И разумеется, при логике «наставлять, развлекая» было невозможно обойтись
без игры с иллюзиями: и чтобы усилить впечатление, и чтобы показать слабину
плотского человеческого ока, которое, оказывается, так легко обмануть. В конце
концов, жизнь все равно есть сон, и лучше, чтобы эти сны не только были цветные, но
и к благочестию имели отношение.
Джованни Паннини. Интерьер собора св. Петра (ок. 1754).
Церковный интерьер был для барокко первостепенным полигоном для
развертывания виртуальности в реальность
Именно к Обществу Иисуса принадлежал фра Андреа Поццо, который,
в общем-то, и превратил искусство перспективы из узкоорденского специалитета в общее место тогдашней европейской
архитектуры. А он ведь не только проектировал церкви и расписывал своды, но и
занимался более эфемерными жанрами типа тех же катафалков и тех же
декораций для «Кваранторе» – причем занимался в той же Вене, несколькими
десятилетиями раньше Джузеппе Бибиена. И его «Perspectiva architectorum
et pictorum» была для первой половины столетия тем же, чем труд Джузеппе был
для второй. Именно в этом ордене состоял аббат Жан Дюбрейль, в середине XVII века
написавший предыдущий великий учебник – «Perspective pratique», где,
между прочим, и были чуть ли не впервые изложены технические параметры
theatrum sacrum.
Параметры эти в основе своей довольно просты.

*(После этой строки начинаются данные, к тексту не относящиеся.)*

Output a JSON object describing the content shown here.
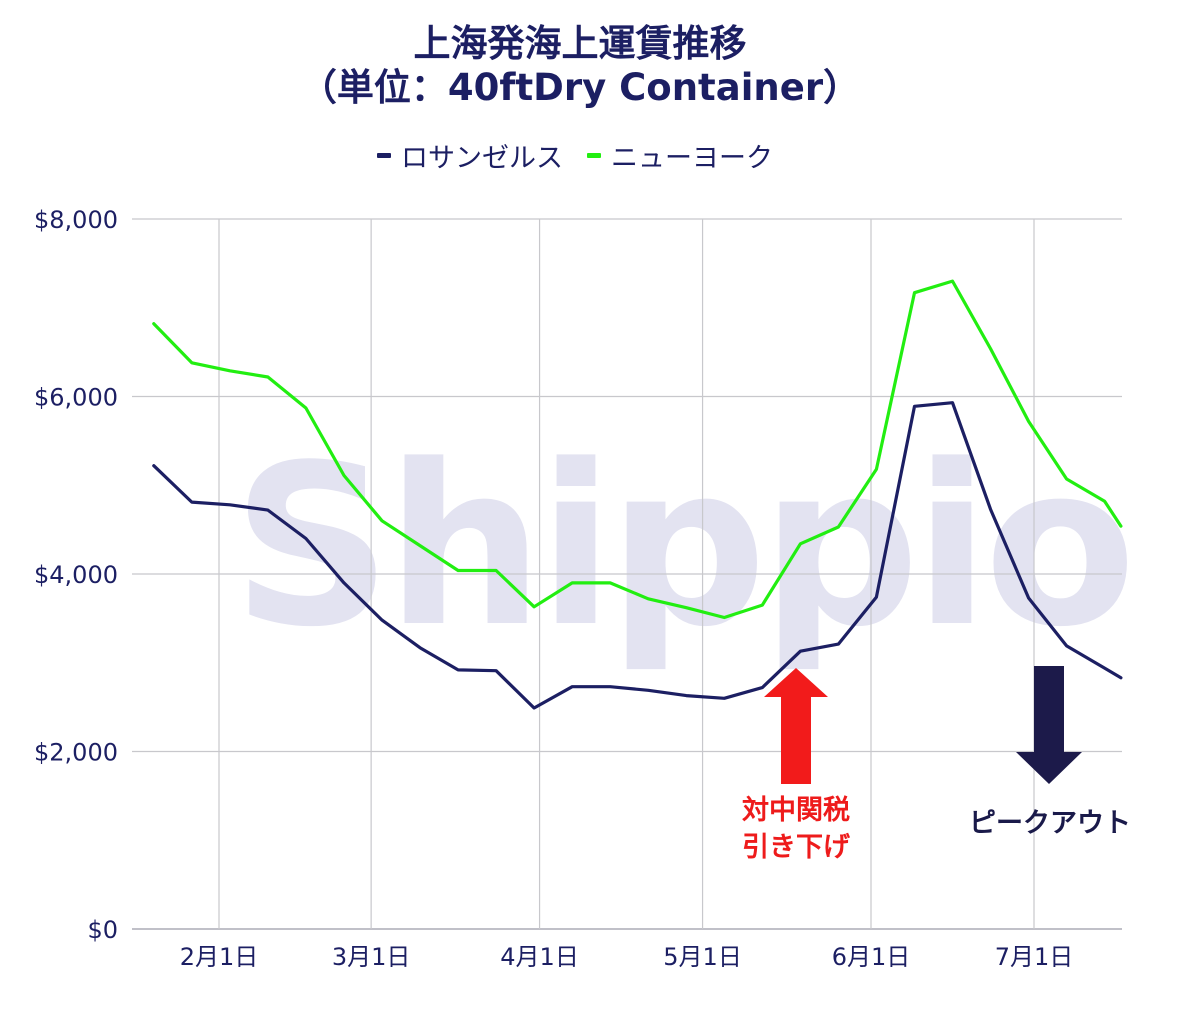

Берется желаемая
картина и раскладывается на слои – ближнее-дальнее, люди-антураж, а затем
эти слои рисуются, вырезаются, составляются – и получается объемная
панорамка. Объем и глубина при этом выражаются соотношениями чисел; это
еще более справедливо в случае угловой перспективы, для построения которой
требовалась куча математических вычислений. Если соответствующим
образом подсветить панораму, то эффект глубины будет полный. Что при этом
изображать – более-менее понятно: педалировались в основном два сюжетных
комплекса, Страсти Христовы (поскольку заявлялся момент экспозиции, то
уместнее всего был сюжет «Се Человек») и триумф Евхаристии (изображавшийся
как аллегориями, так и аналогиями, с помощью ветхозаветных прообразов).
А вот как изображать – это было на совести архитектора-сценографа.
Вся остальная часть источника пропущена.